Pedram Modarres,Kushala Abeysekera,Shaun Smithson,F. Gordon
标识
DOI:10.1136/gutjnl-2023-basl.23
摘要
Introduction
Porto-sinusoidal vascular disease (PSVD) comprises a disease-spectrum, including idiopathic non-cirrhotic portal hypertension (PH). Liver biopsy (LB) shows portal tract and sinusoidal abnormalities, without established fibrosis. Novel genetic variants associated with familial PSVD include FCHSD1, KCNN3, FOPV (dominant) and DGUOK (recessive). Telomeropathies have also been implicated. Bone morphogenetic protein receptor type-2 (BMPR2) gene variants are associated with vascular disorders, but there are no known associations with PSVD. We present a case of familial PSVD, associated with arterial aneurysms, inherited in a dominant fashion with variable penetrance.
Case
The proband, II-2 (figure 1), presented with lethargy age 40 (1999). Ultrasound demonstrated splenomegaly. Her non-invasive liver and vasculitis screen were negative, as with all members of this family. LB showed cirrhosis –precluding a diagnosis of PSVD- with nuclear atypia. Subsequent explant histology from orthotropic liver transplant (2003) showed atypical hepatocellular carcinoma, steatosis, cirrhosis and nodular regenerative hyperplasia. Post-transplant angiography (2020) demonstrated splanchnic and cerebral arterial aneurysms. She died following SARS-COV-2 infection (2021). II-1 had splenomegaly and oesophageal varices on screening age 49 (2002).

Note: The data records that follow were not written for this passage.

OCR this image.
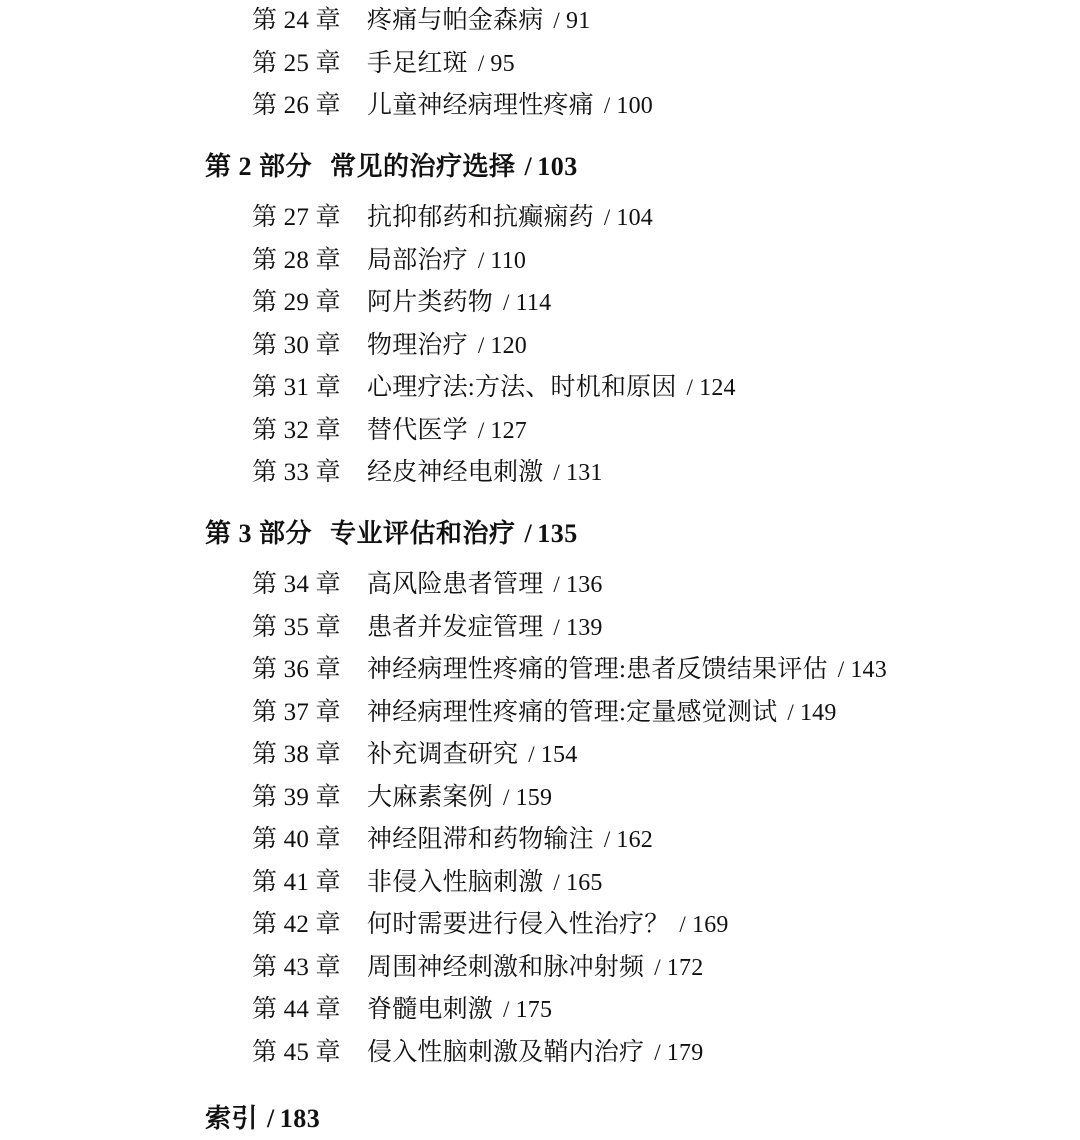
第 24 章	疼痛与帕金森病 / 91
第 25 章	手足红斑 / 95
第 26 章	儿童神经病理性疼痛 / 100
第 2 部分 常见的治疗选择 / 103
第 27 章	抗抑郁药和抗癫痫药 / 104
第 28 章	局部治疗 / 110
第 29 章	阿片类药物 / 114
第 30 章	物理治疗 / 120
第 31 章	心理疗法:方法、时机和原因 / 124
第 32 章	替代医学 / 127
第 33 章	经皮神经电刺激 / 131
第 3 部分 专业评估和治疗 / 135
第 34 章	高风险患者管理 / 136
第 35 章	患者并发症管理 / 139
第 36 章	神经病理性疼痛的管理:患者反馈结果评估 / 143
第 37 章	神经病理性疼痛的管理:定量感觉测试 / 149
第 38 章	补充调查研究 / 154
第 39 章	大麻素案例 / 159
第 40 章	神经阻滞和药物输注 / 162
第 41 章	非侵入性脑刺激 / 165
第 42 章	何时需要进行侵入性治疗？ / 169
第 43 章	周围神经刺激和脉冲射频 / 172
第 44 章	脊髓电刺激 / 175
第 45 章	侵入性脑刺激及鞘内治疗 / 179
索引 / 183
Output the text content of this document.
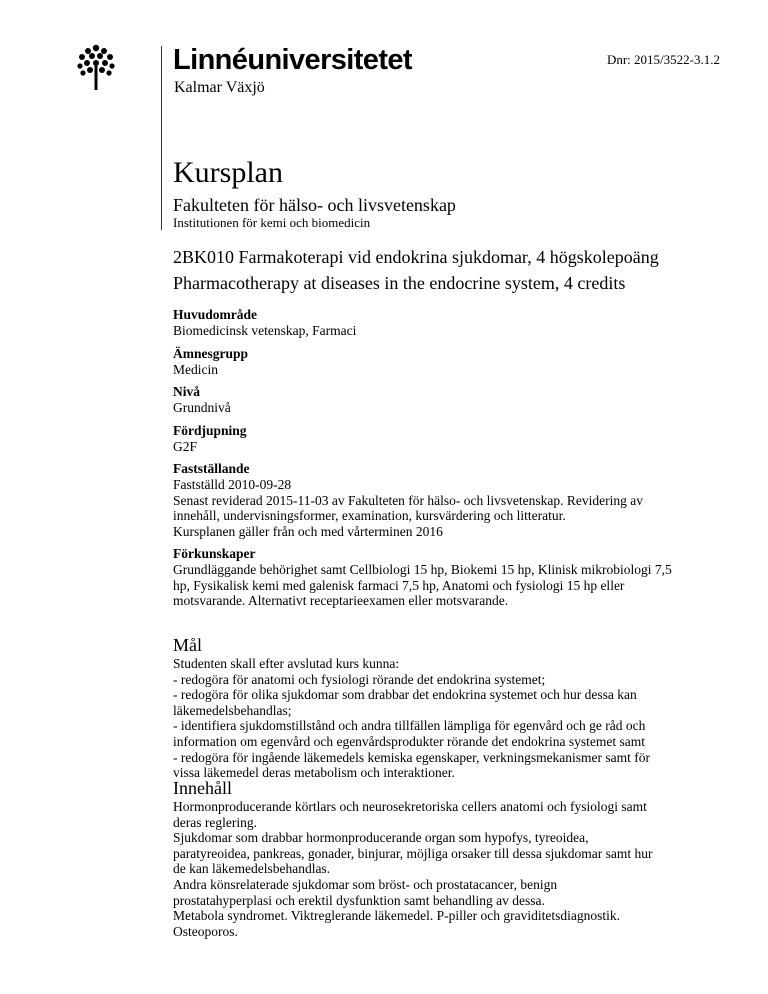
Linnéuniversitetet
Kalmar Växjö
Dnr: 2015/3522-3.1.2
Kursplan
Fakulteten för hälso- och livsvetenskap
Institutionen för kemi och biomedicin
2BK010 Farmakoterapi vid endokrina sjukdomar, 4 högskolepoäng
Pharmacotherapy at diseases in the endocrine system, 4 credits
Huvudområde
Biomedicinsk vetenskap, Farmaci
Ämnesgrupp
Medicin
Nivå
Grundnivå
Fördjupning
G2F
Fastställande
Fastställd 2010-09-28
Senast reviderad 2015-11-03 av Fakulteten för hälso- och livsvetenskap. Revidering av
innehåll, undervisningsformer, examination, kursvärdering och litteratur.
Kursplanen gäller från och med vårterminen 2016
Förkunskaper
Grundläggande behörighet samt Cellbiologi 15 hp, Biokemi 15 hp, Klinisk mikrobiologi 7,5
hp, Fysikalisk kemi med galenisk farmaci 7,5 hp, Anatomi och fysiologi 15 hp eller
motsvarande. Alternativt receptarieexamen eller motsvarande.
Mål
Studenten skall efter avslutad kurs kunna:
- redogöra för anatomi och fysiologi rörande det endokrina systemet;
- redogöra för olika sjukdomar som drabbar det endokrina systemet och hur dessa kan
läkemedelsbehandlas;
- identifiera sjukdomstillstånd och andra tillfällen lämpliga för egenvård och ge råd och
information om egenvård och egenvårdsprodukter rörande det endokrina systemet samt
- redogöra för ingående läkemedels kemiska egenskaper, verkningsmekanismer samt för
vissa läkemedel deras metabolism och interaktioner.
Innehåll
Hormonproducerande körtlars och neurosekretoriska cellers anatomi och fysiologi samt
deras reglering.
Sjukdomar som drabbar hormonproducerande organ som hypofys, tyreoidea,
paratyreoidea, pankreas, gonader, binjurar, möjliga orsaker till dessa sjukdomar samt hur
de kan läkemedelsbehandlas.
Andra könsrelaterade sjukdomar som bröst- och prostatacancer, benign
prostatahyperplasi och erektil dysfunktion samt behandling av dessa.
Metabola syndromet. Viktreglerande läkemedel. P-piller och graviditetsdiagnostik.
Osteoporos.
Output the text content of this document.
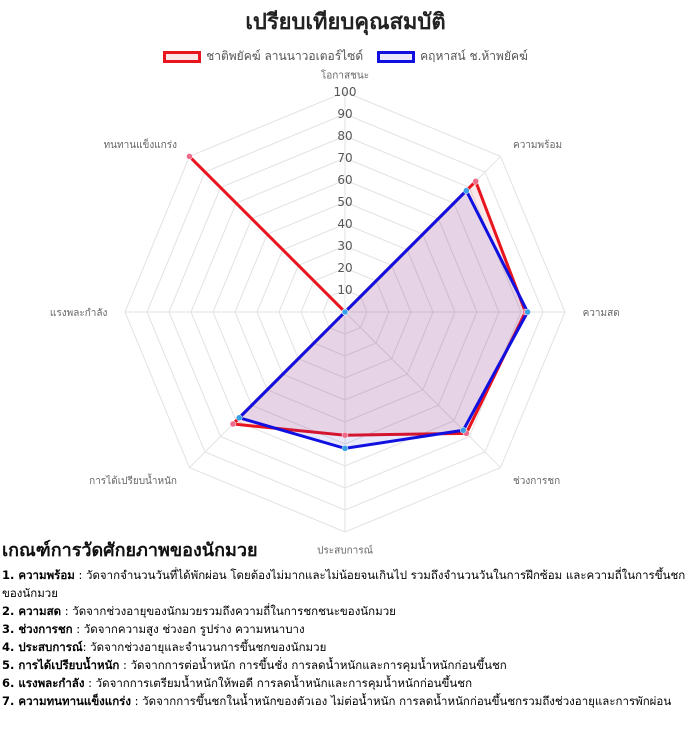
เปรียบเทียบคุณสมบัติ
ชาติพยัคฆ์ ลานนาวอเตอร์ไซด์	คฤหาสน์ ช.ห้าพยัคฆ์
10
20
30
40
50
60
70
80
90
100
โอกาสชนะ
ความพร้อม
ความสด
ช่วงการชก
ประสบการณ์
การได้เปรียบน้ำหนัก
แรงพละกำลัง
ทนทานแข็งแกร่ง
เกณฑ์การวัดศักยภาพของนักมวย
1. ความพร้อม : วัดจากจำนวนวันที่ได้พักผ่อน โดยต้องไม่มากและไม่น้อยจนเกินไป รวมถึงจำนวนวันในการฝึกซ้อม และความถี่ในการขึ้นชกของนักมวย
2. ความสด : วัดจากช่วงอายุของนักมวยรวมถึงความถี่ในการชกชนะของนักมวย
3. ช่วงการชก : วัดจากความสูง ช่วงอก รูปร่าง ความหนาบาง
4. ประสบการณ์: วัดจากช่วงอายุและจำนวนการขึ้นชกของนักมวย
5. การได้เปรียบน้ำหนัก : วัดจากการต่อน้ำหนัก การขึ้นชั่ง การลดน้ำหนักและการคุมน้ำหนักก่อนขึ้นชก
6. แรงพละกำลัง : วัดจากการเตรียมน้ำหนักให้พอดี การลดน้ำหนักและการคุมน้ำหนักก่อนขึ้นชก
7. ความทนทานแข็งแกร่ง : วัดจากการขึ้นชกในน้ำหนักของตัวเอง ไม่ต่อน้ำหนัก การลดน้ำหนักก่อนขึ้นชกรวมถึงช่วงอายุและการพักผ่อน
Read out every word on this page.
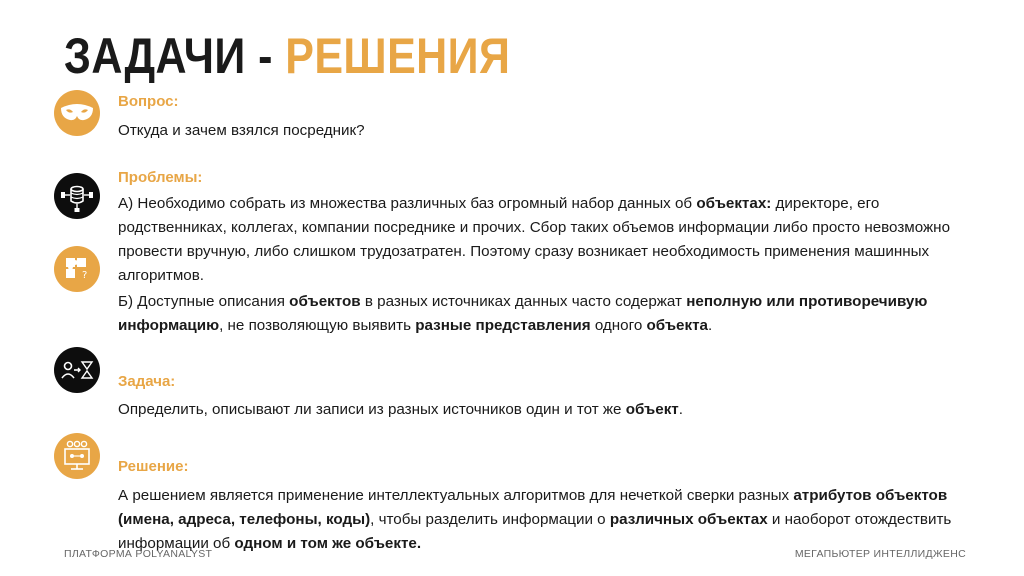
ЗАДАЧИ - РЕШЕНИЯ
?
Вопрос:
Откуда и зачем взялся посредник?
Проблемы:
А) Необходимо собрать из множества различных баз огромный набор данных об объектах: директоре, его родственниках, коллегах, компании посреднике и прочих. Сбор таких объемов информации либо просто невозможно провести вручную, либо слишком трудозатратен. Поэтому сразу возникает необходимость применения машинных алгоритмов.
Б) Доступные описания объектов в разных источниках данных часто содержат неполную или противоречивую информацию, не позволяющую выявить разные представления одного объекта.
Задача:
Определить, описывают ли записи из разных источников один и тот же объект.
Решение:
А решением является применение интеллектуальных алгоритмов для нечеткой сверки разных атрибутов объектов (имена, адреса, телефоны, коды), чтобы разделить информации о различных объектах и наоборот отождествить информации об одном и том же объекте.
ПЛАТФОРМА POLYANALYST	МЕГАПЬЮТЕР ИНТЕЛЛИДЖЕНС
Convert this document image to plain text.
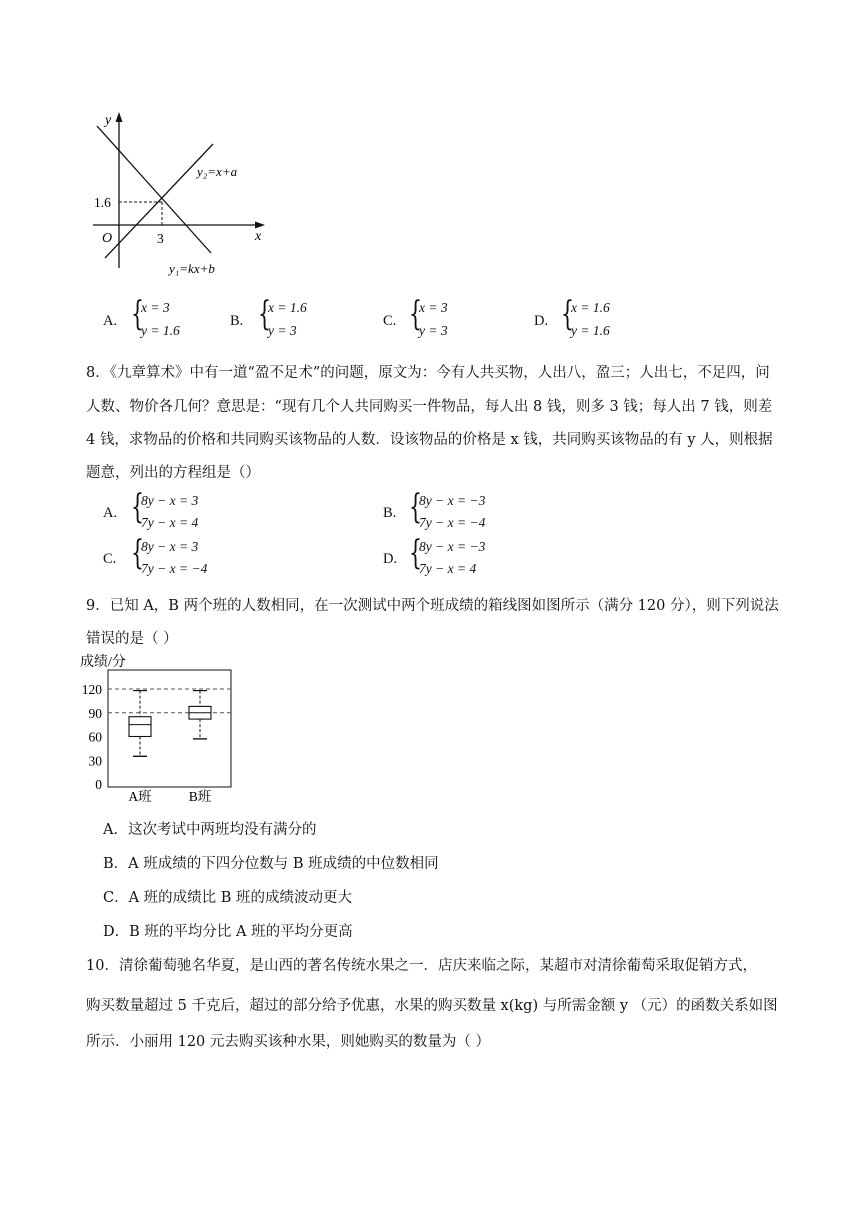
y
x
O
1.6
3
y₂=x+a
y₁=kx+b
A. {
x = 3
y = 1.6
B. {
x = 1.6
y = 3
C. {
x = 3
y = 3
D. {
x = 1.6
y = 1.6
8．《九章算术》中有一道“盈不足术”的问题，原文为：今有人共买物，人出八，盈三；人出七，不足四，问
人数、物价各几何？意思是：“现有几个人共同购买一件物品，每人出 8 钱，则多 3 钱；每人出 7 钱，则差
4 钱，求物品的价格和共同购买该物品的人数．设该物品的价格是 x 钱，共同购买该物品的有 y 人，则根据
题意，列出的方程组是（）
A. {
8y − x = 3
7y − x = 4
B. {
8y − x = −3
7y − x = −4
C. {
8y − x = 3
7y − x = −4
D. {
8y − x = −3
7y − x = 4
9．已知 A，B 两个班的人数相同，在一次测试中两个班成绩的箱线图如图所示（满分 120 分），则下列说法
错误的是（ ）
成绩/分
120
90
60
30
0
A班	B班
A．这次考试中两班均没有满分的
B．A 班成绩的下四分位数与 B 班成绩的中位数相同
C．A 班的成绩比 B 班的成绩波动更大
D．B 班的平均分比 A 班的平均分更高
10．清徐葡萄驰名华夏，是山西的著名传统水果之一．店庆来临之际，某超市对清徐葡萄采取促销方式，
购买数量超过 5 千克后，超过的部分给予优惠，水果的购买数量 x(kg) 与所需金额 y （元）的函数关系如图
所示．小丽用 120 元去购买该种水果，则她购买的数量为（ ）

Liver histology demonstrated distorted porto-central relationships and macronodules, without fibrosis. She died from cerebral haemorrhage (2010), suspected to be aneurysmal. III-6 underwent a LB age 10 demonstrating non-cirrhotic PH, without fibrosis. By age 20 (2013), he had splenomegaly and oesophageal varices. Liver stiffness measurement was 10.9kPa. MR angiography demonstrated left subclavian artery aneurysm and coeliac-axis dilatation. III-7 was diagnosed with PSVD in a similar course. III-4's liver MRI age 16 (2004) showed several enhancing liver nodules. LB demonstrated mild lymphocytic infiltrate in portal tracts. Subsequent imaging showed complete, spontaneous resolution of these findings. III-1 and III-2 had diffusely echogenic livers on ultrasound without signs of PH. In III-9, splenomegaly was identified at age 15 (2022). Members of this family underwent genetic testing (2008). A gene panel approach identified a variant of uncertain significance on BMPR2 (c.797G>C,p.Arg266Thr) in II-2, III-6 and III-7, but not II-1 or her children. Further testing as part of the 100,000 Genomes Project did not identify significant variants in the primary analysis of gene panels applied. Re-visiting the data in the South-West Genomic Laboratory confirmed the BMPR2 variant as before.
Summary
This familial PSVD associated with arterial aneurysms adds to growing literature establishing PSVD as a genetic entity. The novel BMPR2 variant we identified is interesting but currently unresolved as it does not clearly segregate the disease phenotype across the extended family. Further genomic analysis is underway.